Tim, did you find that in the beginning you were feeling out individual AskSunday responders until you found one that you liked in particular, or a few?

You might not have been doing this personally, but through other assistants. (its like an ant colony after a while I bet).

Thanks

Sean

trackback

[…] or need to have a change in venue (use the phone instead of email). Check-out this video post from Timothy Ferris speaking at Google, the entire video is about an hour long, but the part that pertains to this post is at the 17 […]

rob
rob
14 years ago

good chat, i’m seeing trends in your wordage and what questions get asked from video to video over the years…glad that now late 2009 its less about validation and more about emulation (from what i can tell)

the amounts of research you must have gone through in 30 years sometimes seems baffling…just mentioned here was linguistics and just how you approach questions, wordage, references…i wonder how much of it you’ve just happened to learn or tackled with tenacity pre-book and purpose of life heh.

Chuck Rylant
Chuck Rylant
14 years ago

Hi Tim:

I just finished that video and it’s really a pleasure getting to know you through your blog. I’m learning a lot from you but I’m also pleased to discover there are other people with similar interests and thinking.

I find that so few people put so much forethought in their decisions. It is amazing how much you analyze and use some sort of data in your choices–the way you chose your book cover for example. As you mentioned, that was a small sample, but an incredibly brilliant idea.

You mentioned Jiu Jitsu. That is one of, if not my first, passions in life. Are you pretty serious about it–train often? With or without the gi? One of the best times of my life was a three week trip to Brazil just to train Jiu Jitsu during the Mundials. It was probably the most amazing experience of my life.

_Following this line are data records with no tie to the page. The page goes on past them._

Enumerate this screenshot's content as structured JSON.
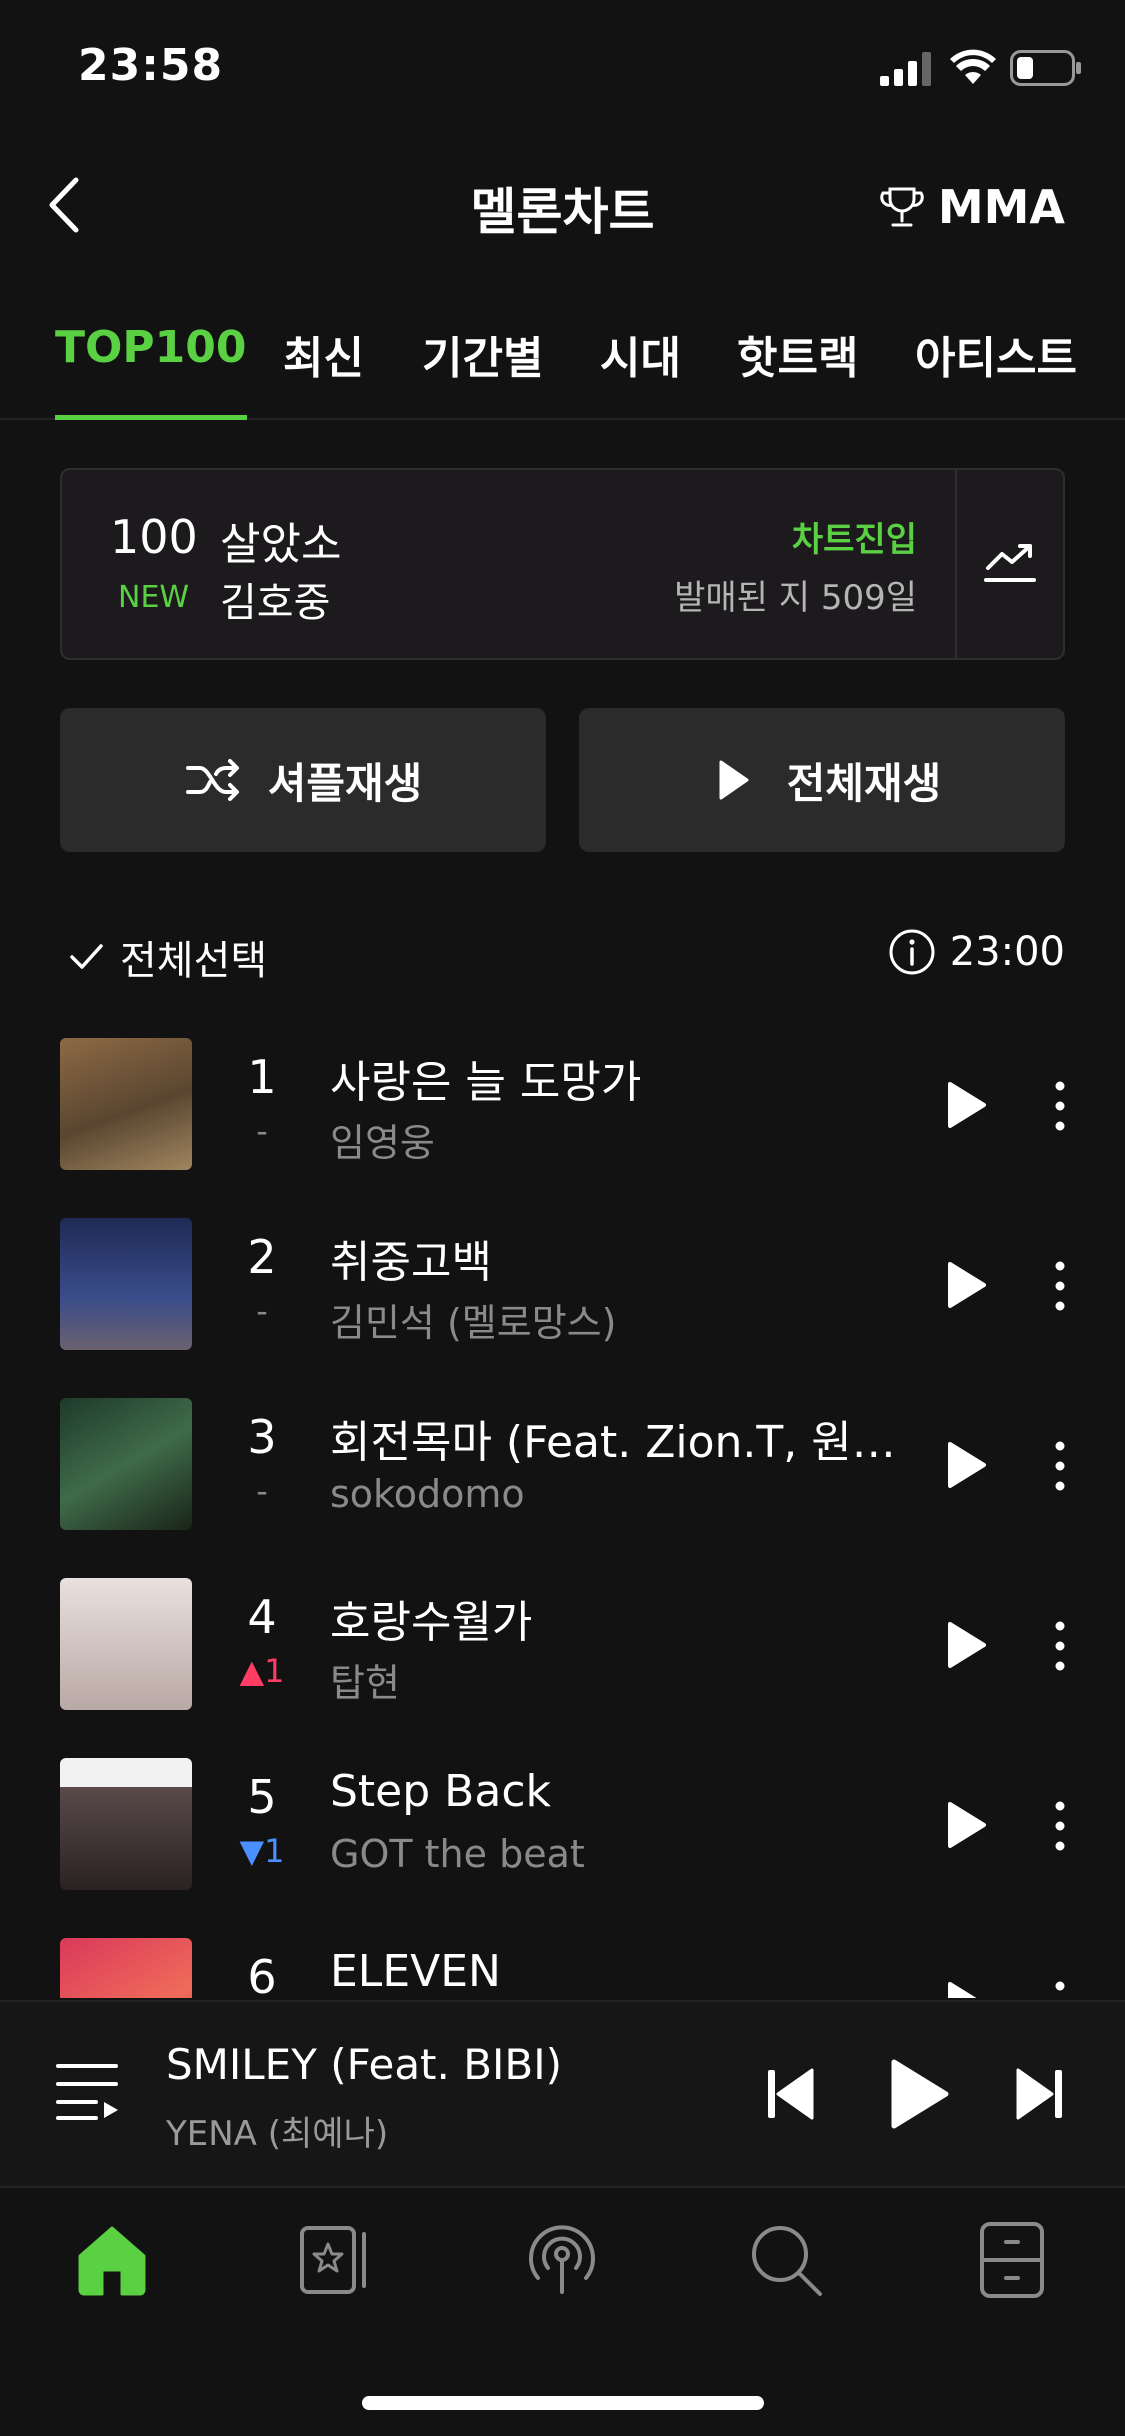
{
  "status_bar": {
    "time": "23:58"
  },
  "header": {
    "title": "멜론차트",
    "right_label": "MMA"
  },
  "tabs": [
    {
      "label": "TOP100",
      "active": true
    },
    {
      "label": "최신"
    },
    {
      "label": "기간별"
    },
    {
      "label": "시대"
    },
    {
      "label": "핫트랙"
    },
    {
      "label": "아티스트"
    }
  ],
  "new_entry": {
    "rank": "100",
    "badge": "NEW",
    "song": "살았소",
    "artist": "김호중",
    "status": "차트진입",
    "released": "발매된 지 509일"
  },
  "buttons": {
    "shuffle": "셔플재생",
    "play_all": "전체재생"
  },
  "select_bar": {
    "select_all": "전체선택",
    "updated_time": "23:00"
  },
  "chart_list": [
    {
      "rank": "1",
      "change": "-",
      "change_type": "same",
      "title": "사랑은 늘 도망가",
      "artist": "임영웅"
    },
    {
      "rank": "2",
      "change": "-",
      "change_type": "same",
      "title": "취중고백",
      "artist": "김민석 (멜로망스)"
    },
    {
      "rank": "3",
      "change": "-",
      "change_type": "same",
      "title": "회전목마 (Feat. Zion.T, 원슈…",
      "artist": "sokodomo"
    },
    {
      "rank": "4",
      "change": "▲1",
      "change_type": "up",
      "title": "호랑수월가",
      "artist": "탑현"
    },
    {
      "rank": "5",
      "change": "▼1",
      "change_type": "down",
      "title": "Step Back",
      "artist": "GOT the beat"
    },
    {
      "rank": "6",
      "change": "",
      "change_type": "same",
      "title": "ELEVEN",
      "artist": ""
    }
  ],
  "mini_player": {
    "title": "SMILEY (Feat. BIBI)",
    "artist": "YENA (최예나)"
  },
  "bottom_nav": [
    "home-icon",
    "my-music-icon",
    "podcast-icon",
    "search-icon",
    "library-icon"
  ],
  "colors": {
    "accent": "#5ad043",
    "up": "#ff3c64",
    "down": "#4a90ff",
    "background": "#121212"
  }
}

Anyway, thanks for sharing in your blog.

Chuck

Randy Bacon
Randy Bacon
13 years ago

Have been interested to hear and read some of your time management comments, particularly about the less amount of data that you like to look at. I recall a book that I read, Leadership Lessons of the US Marines I think it was, referenced the 60% solution. Basically they feel that once you have 60% of the information you have an actionable solution. Waiting any longer and the battlefield circumstances changes

Judi Bola
Judi Bola
11 years ago

The original title was very interesting. I wonder what type of controversy it would have created. I bet you sales still would have been great.